Yazar dostum Nihat Genç, geçen
haftaki Adalet Kurultayı hakkındaki yazım üzerine bir yazı
kaleme aldı: “Bedri Baykam’a yanıtımdır”
Okuduktan sonra kendisini aradım ve
teşekkür ettim. Sonuçta iyi niyetinden zerre kadar şüphem yoktu,
çünkü artık bu alanda 30 yıldır feleğin her çemberinden
geçmiştik ve birbirimizi tanıyorduk. Onunla her zaman aynı şeyi
düşünmüyor olsam da, bu aramızdaki genel dayanışmaya mani bir
durum değil. Açık konuşmak gerekirse zaten bu tartışmanın
böyle bir hal almasının nedeni, yıllardır ülkedeki partileri
yöneten siyasilerin abartılı şekilde yanlış kararlar
almalarıydı. İşin özü bu olduğu için, aynı hedefe koştuğunu
bilen iki insanın, içinde yaşamaya mecbur edildiği ortamın
çelişkileri, zaafları ve mantıksızlıkları nedeniyle karşı
karşıya gelmeleri normaldi.
Yazıyı her zamanki gibi, kendi
söylediklerinden ve geçmiş tüm makale ve eylemlerinden “emin”

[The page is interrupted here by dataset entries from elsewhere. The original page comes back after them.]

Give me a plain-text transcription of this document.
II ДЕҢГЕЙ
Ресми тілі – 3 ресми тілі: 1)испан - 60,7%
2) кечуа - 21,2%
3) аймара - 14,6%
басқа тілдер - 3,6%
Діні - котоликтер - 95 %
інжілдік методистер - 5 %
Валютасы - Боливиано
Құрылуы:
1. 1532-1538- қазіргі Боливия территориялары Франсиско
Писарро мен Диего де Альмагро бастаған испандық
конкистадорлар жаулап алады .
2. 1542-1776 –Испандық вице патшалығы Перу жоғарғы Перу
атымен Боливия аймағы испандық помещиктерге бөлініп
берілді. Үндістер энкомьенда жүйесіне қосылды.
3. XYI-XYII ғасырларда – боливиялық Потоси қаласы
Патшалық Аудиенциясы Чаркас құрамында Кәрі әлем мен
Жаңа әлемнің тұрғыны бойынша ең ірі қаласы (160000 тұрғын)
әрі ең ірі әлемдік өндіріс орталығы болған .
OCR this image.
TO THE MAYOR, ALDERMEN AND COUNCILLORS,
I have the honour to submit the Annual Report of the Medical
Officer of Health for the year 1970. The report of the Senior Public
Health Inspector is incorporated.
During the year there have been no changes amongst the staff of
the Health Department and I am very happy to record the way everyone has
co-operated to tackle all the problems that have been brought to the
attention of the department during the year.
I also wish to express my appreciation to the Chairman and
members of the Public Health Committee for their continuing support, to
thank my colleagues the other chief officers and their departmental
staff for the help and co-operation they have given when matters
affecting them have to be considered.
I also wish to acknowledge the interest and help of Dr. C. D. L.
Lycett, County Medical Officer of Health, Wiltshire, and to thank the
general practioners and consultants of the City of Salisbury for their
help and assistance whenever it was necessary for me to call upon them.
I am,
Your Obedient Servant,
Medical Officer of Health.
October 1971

olan bir insanın rahatlığı ile okudum. Zaten en büyük servetim
de bu faturasızlık ve mantık üzerine inşa edilmiş algı-yorum
sistemim. Nihat Genç’in yazıdaki hatalarından biri,
Danton-Robespierre kıyaslamalarını bizim dönemimize, dolayısıyla
CHP-Bedri Baykam ve Türkiye’deki diğer bazı aydınlar üzerinden
bir kıyaslanma şablonuna oturtmaya kalkışmasıydı. Kaçınılmaz
şekilde anakronik ve çelişkilerle dolu, uyumsuz bir dönem
karşılaştırması denemiş Nihat.
Fransız Devrimi’nin dünya tarihine
yön veren bir aydınlanma ateşi oluşturduğu konusunda hemfikiriz.
Bu devrimin temel metni olan İnsan ve Yurttaş Hakları
Bildirisi, Jefferson’un Amerikan Bağımsızlık
Bildirgesi’ndeki “Bütün insanların eşit
yaratıldıklarına; yaratıcıları tarafından onlara hayat,
özgürlük ve mutluluğu arama hakkı gibi geri alınamaz bazı
haklar verildiğine inanıyoruz” cümlesinden ve halkın,
istismara kalkışan despot yönetimleri devirme hakkına ve görevine
sahip olduğunu belirten temel metninden esinlenerek oluşturulmuştu.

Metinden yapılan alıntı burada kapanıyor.